Гвинет дала команду своим ногам двигаться побыстрее, чтобы поспевать за Морнингхоллом. Господи, да он просто великолепен в своей грубости! Она повернула голову в его сторону, продолжая едва ли не бежать за ним.
— Знаете, милорд, я не перестаю вам удивляться. Пожалеть заключенного. Покатать его на шлюпке по бухте. Угостить его горячей едой. Если так пойдет, то я стану думать, что у вас даже есть сердце.
Его лицо посуровело.
— Такие ошибки допускают только дураки. Вы не показались мне глупой.
— А вы не кажетесь мне таким бездушным чудовищем, каким изо всех сил хотите себя представить, — парировала Гвинет. И добавила чуть тише: — Во всяком случае, не всегда.
Морнингхолл повернулся к ней. В его взгляде промелькнули смущение и подобие испуга, на миг суровые черты его лица смягчились. Но тут же он вновь дернул Гвинет за руку, словно стремясь убежать от ее слов. Его лицо вновь посуровело, стало злым и неприветливым.
Однако Гвинет не отступала:
— Почему, Морнингхолл? С какой стати столь неожиданное проявление доброты?
— Не ваше дело.
— Нет, это мое дело. Я хочу знать, почему вы вдруг проявили заботу о ком-то, кроме себя.
— Я почувствовал себя виноватым, — пробормотал Морнингхолл, подталкивая ее в переулочек между невзрачными зданиями на набережной. — Вина и сострадание — разные вещи.
— Если вина порождает сострадание, то у меня нет к вам претензий, Морнингхолл.
Он сжал губы и промолчал. По его бесстрастному лицу нельзя было догадаться, о чем он думает. Однако несмотря на эту защитную реакцию, Гвинет ощущала и его гнев, и его беспокойство, и она понимала, что привела в нем в движение нечто весьма неожиданное — и могучее.
В конце концов, есть ли у сатаны сердце?
Вскоре они подошли к небольшому обшарпанному кирпичному зданию с окнами на набережную. Маркиз поднял руку и резко дернул за металлическое дверное кольцо.

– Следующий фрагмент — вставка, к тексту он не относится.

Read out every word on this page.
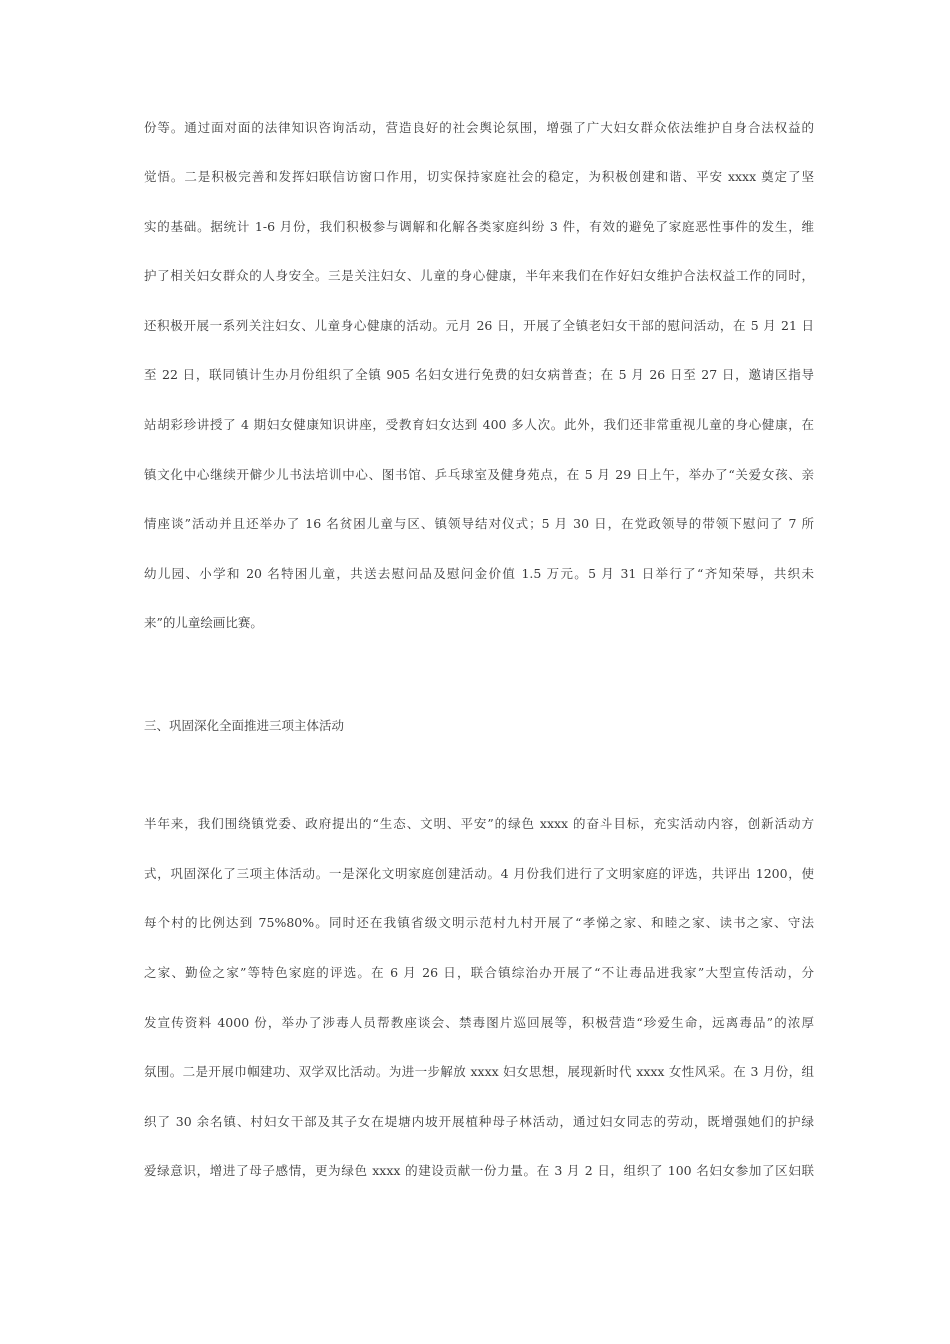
份等。通过面对面的法律知识咨询活动，营造良好的社会舆论氛围，增强了广大妇女群众依法维护自身合法权益的
觉悟。二是积极完善和发挥妇联信访窗口作用，切实保持家庭社会的稳定，为积极创建和谐、平安 xxxx 奠定了坚
实的基础。据统计 1-6 月份，我们积极参与调解和化解各类家庭纠纷 3 件，有效的避免了家庭恶性事件的发生，维
护了相关妇女群众的人身安全。三是关注妇女、儿童的身心健康，半年来我们在作好妇女维护合法权益工作的同时，
还积极开展一系列关注妇女、儿童身心健康的活动。元月 26 日，开展了全镇老妇女干部的慰问活动，在 5 月 21 日
至 22 日，联同镇计生办月份组织了全镇 905 名妇女进行免费的妇女病普查；在 5 月 26 日至 27 日，邀请区指导
站胡彩珍讲授了 4 期妇女健康知识讲座，受教育妇女达到 400 多人次。此外，我们还非常重视儿童的身心健康，在
镇文化中心继续开僻少儿书法培训中心、图书馆、乒乓球室及健身苑点，在 5 月 29 日上午，举办了“关爱女孩、亲
情座谈”活动并且还举办了 16 名贫困儿童与区、镇领导结对仪式；5 月 30 日，在党政领导的带领下慰问了 7 所
幼儿园、小学和 20 名特困儿童，共送去慰问品及慰问金价值 1.5 万元。5 月 31 日举行了“齐知荣辱，共织未
来”的儿童绘画比赛。
三、巩固深化全面推进三项主体活动
半年来，我们围绕镇党委、政府提出的“生态、文明、平安”的绿色 xxxx 的奋斗目标，充实活动内容，创新活动方
式，巩固深化了三项主体活动。一是深化文明家庭创建活动。4 月份我们进行了文明家庭的评选，共评出 1200，使
每个村的比例达到 75%80%。同时还在我镇省级文明示范村九村开展了“孝悌之家、和睦之家、读书之家、守法
之家、勤俭之家”等特色家庭的评选。在 6 月 26 日，联合镇综治办开展了“不让毒品进我家”大型宣传活动，分
发宣传资料 4000 份，举办了涉毒人员帮教座谈会、禁毒图片巡回展等，积极营造“珍爱生命，远离毒品”的浓厚
氛围。二是开展巾帼建功、双学双比活动。为进一步解放 xxxx 妇女思想，展现新时代 xxxx 女性风采。在 3 月份，组
织了 30 余名镇、村妇女干部及其子女在堤塘内坡开展植种母子林活动，通过妇女同志的劳动，既增强她们的护绿
爱绿意识，增进了母子感情，更为绿色 xxxx 的建设贡献一份力量。在 3 月 2 日，组织了 100 名妇女参加了区妇联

— Мы пришли на час раньше, Морнингхолл, — громким шепотом проговорила Гвинет.
— И хорошо.
— Мистер Ротшильд вряд ли ожидает нас.
— Я знаю.
Дверь распахнулась, и на пороге появился худой, можно даже сказать, усохший пожилой мужчина. На лице его было написано удивление, сменившееся негодованием. Это выражал весь его внешний вид — лысая и гладкая, как яйцо, го лова и испещренный красными прожилками нос в форме картошки, оседланный очками. Но одет он был прилично — в хорошо сшитый костюм для присутствия. Он мог бы казаться вполне благообразным джентльменом, если бы не его подозрительно хитрые черные глазки.
— О Боже! Я ожидал вас не раньше трех…
— Да, да, все верно. Сюрприз, Ротшильд. Отойдите в сторону, если не хотите, чтобы вас сбили, мне это не составит труда.
— Морнингхолл! — ахнула шокированная Гвинет. Проигнорировав ее реакцию, он схватил спутницу под локоть и протащил мимо чахлого хозяина дома, который вынужден был двинуться за ними вслед, исходя негодованием.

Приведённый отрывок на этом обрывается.